再充填

vol.197 - 2024.2.20

最近、コロナ禍後のレストランの役割やあり方をよく考えます。

いつも思うのはレストランの語源「RESTORE」です。

レストアとは、修復したり復元したり回復したりという意味です。

心と体のメンテナンス、”気持ちの再充填が出来る場所” というのが最近の思い。

先日そんなことを身をもって体験する出来事がありました。

 

初めて訪れた十割蕎麦で有名な蕎麦屋さん。

「一人です。」

ようこそ!!!!感満載でL字型のカウンターに通された。

夜はバーっぽい営業をされるらしく、店主のこだわりが書棚のように垣間見える素敵な空間はほぼ満席。

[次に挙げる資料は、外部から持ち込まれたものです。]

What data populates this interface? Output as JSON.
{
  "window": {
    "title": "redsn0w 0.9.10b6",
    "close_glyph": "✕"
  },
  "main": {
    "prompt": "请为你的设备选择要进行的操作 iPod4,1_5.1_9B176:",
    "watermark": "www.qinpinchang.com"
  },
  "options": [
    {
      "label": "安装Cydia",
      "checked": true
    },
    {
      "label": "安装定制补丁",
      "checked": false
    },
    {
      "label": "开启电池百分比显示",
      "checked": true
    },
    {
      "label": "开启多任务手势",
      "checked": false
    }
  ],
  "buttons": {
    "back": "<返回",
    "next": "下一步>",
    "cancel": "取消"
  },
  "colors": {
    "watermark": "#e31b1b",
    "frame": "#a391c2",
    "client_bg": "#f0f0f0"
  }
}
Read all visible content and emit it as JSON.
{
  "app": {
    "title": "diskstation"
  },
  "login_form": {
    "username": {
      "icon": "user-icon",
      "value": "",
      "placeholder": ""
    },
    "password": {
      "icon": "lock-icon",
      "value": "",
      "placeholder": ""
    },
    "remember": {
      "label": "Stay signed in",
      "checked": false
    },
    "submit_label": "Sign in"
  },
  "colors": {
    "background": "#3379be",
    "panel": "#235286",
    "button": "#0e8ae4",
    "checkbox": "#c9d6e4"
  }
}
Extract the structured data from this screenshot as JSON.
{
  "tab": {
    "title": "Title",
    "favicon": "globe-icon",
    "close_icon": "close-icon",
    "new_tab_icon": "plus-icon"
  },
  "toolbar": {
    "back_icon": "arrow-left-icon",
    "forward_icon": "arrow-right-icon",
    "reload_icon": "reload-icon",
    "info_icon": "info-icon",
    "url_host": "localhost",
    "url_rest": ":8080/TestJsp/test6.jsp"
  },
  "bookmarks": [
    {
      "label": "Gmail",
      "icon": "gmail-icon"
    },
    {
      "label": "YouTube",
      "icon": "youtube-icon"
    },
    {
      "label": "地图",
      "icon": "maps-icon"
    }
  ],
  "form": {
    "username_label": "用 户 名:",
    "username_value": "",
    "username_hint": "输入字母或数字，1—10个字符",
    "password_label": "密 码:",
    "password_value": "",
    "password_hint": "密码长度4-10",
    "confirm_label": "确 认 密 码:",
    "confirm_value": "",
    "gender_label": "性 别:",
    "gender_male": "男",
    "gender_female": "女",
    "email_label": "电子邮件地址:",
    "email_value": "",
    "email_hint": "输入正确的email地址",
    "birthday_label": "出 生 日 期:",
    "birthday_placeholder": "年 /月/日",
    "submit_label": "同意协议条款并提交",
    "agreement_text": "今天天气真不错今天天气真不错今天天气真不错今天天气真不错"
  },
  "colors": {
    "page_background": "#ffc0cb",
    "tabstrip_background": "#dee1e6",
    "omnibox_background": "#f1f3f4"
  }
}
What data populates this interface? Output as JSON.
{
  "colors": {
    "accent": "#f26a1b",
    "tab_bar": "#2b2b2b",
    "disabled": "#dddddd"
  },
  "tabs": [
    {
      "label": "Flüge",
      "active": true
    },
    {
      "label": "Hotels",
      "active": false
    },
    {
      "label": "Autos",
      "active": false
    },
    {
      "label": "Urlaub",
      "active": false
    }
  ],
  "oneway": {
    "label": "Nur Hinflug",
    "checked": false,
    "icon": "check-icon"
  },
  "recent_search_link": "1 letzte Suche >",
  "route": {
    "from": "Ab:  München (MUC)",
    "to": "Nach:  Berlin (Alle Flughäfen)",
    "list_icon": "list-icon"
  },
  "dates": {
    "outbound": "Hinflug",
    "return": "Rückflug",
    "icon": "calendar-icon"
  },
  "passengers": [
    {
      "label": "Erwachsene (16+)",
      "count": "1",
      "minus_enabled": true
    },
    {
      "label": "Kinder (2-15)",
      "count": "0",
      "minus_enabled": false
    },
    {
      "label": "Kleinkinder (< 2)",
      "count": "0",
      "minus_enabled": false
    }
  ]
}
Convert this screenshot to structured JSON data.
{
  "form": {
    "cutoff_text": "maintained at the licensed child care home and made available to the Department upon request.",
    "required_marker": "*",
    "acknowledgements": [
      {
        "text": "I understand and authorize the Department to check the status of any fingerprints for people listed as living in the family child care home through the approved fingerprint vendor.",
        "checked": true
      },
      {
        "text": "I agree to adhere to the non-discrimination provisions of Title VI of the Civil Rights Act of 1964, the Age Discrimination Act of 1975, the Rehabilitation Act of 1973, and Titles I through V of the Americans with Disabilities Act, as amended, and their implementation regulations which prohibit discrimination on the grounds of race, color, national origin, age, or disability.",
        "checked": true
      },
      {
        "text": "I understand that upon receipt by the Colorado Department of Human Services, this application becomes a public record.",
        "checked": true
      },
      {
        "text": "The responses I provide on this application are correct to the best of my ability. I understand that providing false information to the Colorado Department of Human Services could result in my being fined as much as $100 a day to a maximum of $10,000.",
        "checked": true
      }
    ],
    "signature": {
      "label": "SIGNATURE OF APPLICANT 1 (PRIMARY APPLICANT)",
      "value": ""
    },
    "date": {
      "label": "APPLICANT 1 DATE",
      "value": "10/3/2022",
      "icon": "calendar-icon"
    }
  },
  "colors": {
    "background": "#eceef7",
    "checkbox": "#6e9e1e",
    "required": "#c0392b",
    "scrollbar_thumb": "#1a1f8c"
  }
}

次々に入ってくるお客さんのなかにベビーカーを押して入ってきた若い夫婦が申し訳なさそうにしていたら、

劇団員の様に声が通るスタッフが「ぜんぜん大丈夫ですよ!」と4名席を2席つぶしてニコニコご案内。

 

メニューを見ながら ざる蕎麦のレギュラーの量をきいたら

「そこまで多くないので男の人だったら大体大盛りにされますよ」とのことで、

少し迷っていると奥のカウンターにいたオーナーらしき女性が

「足りなかったら後から追加できるんで言ってくださいね」とフォロー。

この絶妙なタイミングでのフォローに、思わず初めての店ならではの警戒感がスーッとなくなっていきます。

大盛りを頼みます。

そうすると麺とかえし(ツユ)の最終バランスが崩れて、かえしを少しだけくださいとお願いしました。

目の前の男性スタッフが素早く新しいかえしを持ってきてくれて、

その直後に女性オーナーが山葵と葱のセットと一緒に自家製の浅漬けを出してくれて

小声で「これ結構おいしく漬かったからよかったら食べてください」って。

心の中にぽっと温かい炎が灯ったそんな瞬間でした。

 

対極的な体験です。

県外でパッと見て良さげだなと思った意識高い系のおしゃれ居酒屋。

開店直撃で覗くと今日は一杯とビシッと断られました。

「そこの立ち飲みのカウンターはダメですか?」と尋ねると、「立ちだったらいいっすよ」と通された。

焼き場に立っているスタッフに友人が頼もうとすると

俺は注文を受ける役割りじゃないんだよなー感を出して、ちょっと待ってと告げられる。

酒も料理も悪くないのにスタッフのウェルカム感がないのがもったいないなと感じたし、

店全体に根本的なホスピタリティ文化が欠落してて残念でした。

 

近い時間軸で経験した2つのエピソードがあまりにも対極的なレストラン体験だったので、

もう一度僕自身も「我が振り直せ」の感覚で、客観的にレストランのあり方を考えてみる。

 

僕が好きなレストランは、居心地がいいレストランだ。

商品やサービス・空間の品質や高い安いも勿論だいじだけど、居心地や安心感がないと満足感に繋がらない。

と考えるとRESTAURANTとは、

ワクワク感や安心の補充が出来る場所なんだろうなぁとつくづく思いました。